Trotz ihres hervorragenden Nachnamens kommt Buffett mit etwa 40.000 Dollar pro Jahr aus, hauptsächlich durch den Verkauf ihrer Gemälde (zu den Sammlern gehören Shirley Temples Tochter Lori Black und Hollywoods Special-Effects-Guru Scott Ross). Es lässt sich nicht leugnen, dass der Name Buffett in der Kunstwelt auf Interesse stößt, wo Nicoles Werke bereits bis zu 8000 Dollar erzielt haben. Eine ihrer Techniken besteht darin, unfertige Werke draußen zu lassen und sie den Elementen auszusetzen. „Ich möchte sehen, was passiert“, sagt sie, während sie über Leinwänden schwebt, die mit farbigen Sonnenflecken übersät sind.
Nicole bessert ihr Einkommen durch die Arbeit in einer Boutique in San Francisco auf, kann sich aber weder Kabelfernsehen noch Krankenversicherung leisten.

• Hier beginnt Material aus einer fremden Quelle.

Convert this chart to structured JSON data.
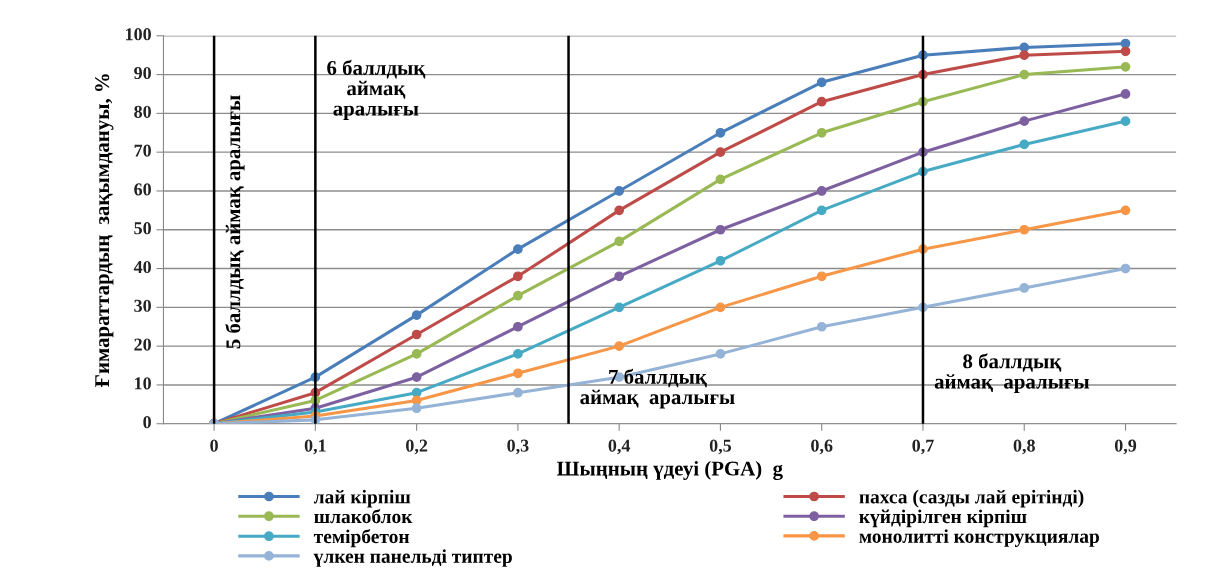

Seit ihrem Zerwürfnis hat Buffett damit begonnen, seinen Enkelkindern zu Weihnachten beträchtliche Schecks zu schicken, obwohl er sie nicht beschenken will. Trotzdem besteht Nicole energisch darauf, dass sie es nicht bereut. „Ich denke, es zeigt, dass er versucht, seine Enkel auf eine persönlichere Weise zu erreichen“, sagt sie, bevor sie innehält. „Und wahrscheinlich belohnt er sie dafür, dass sie sich benehmen.“
In den zwei Jahren, seit sie das letzte Mal miteinander gesprochen haben, wurde Nicole von dem Bild ihres Großvaters verfolgt. „Ich kann nicht den Fernseher einschalten oder die Zeitung lesen, ohne ihn zu sehen“, sagt sie und bezieht sich dabei auf seine Rolle bei der Rettungsaktion für die Wall Street und als Berater von Barack Obama während seiner Präsidentschaftskandidatur. Sie träumt von einer Versöhnung, wie unwahrscheinlich sie auch sein mag. Dennoch sagt sie, dass sie nie aufhören wird, eine Buffett zu sein. „Ich werde immer selbstständig sein“, sagt sie, während sie sich auf ihrer Couch zusammenrollt und ihre Dreadlocks ihren Körper wie eine Bettdecke umhüllen. „Das hat mir mein Großvater beigebracht, und es hat mein Leben geprägt. Leah McGrath Goodman ist Chefredakteurin von Trader Monthly und arbeitet an einem Buch über die Händler, die den globalen Ölmarkt aufgebaut haben, das 2010 erscheinen soll.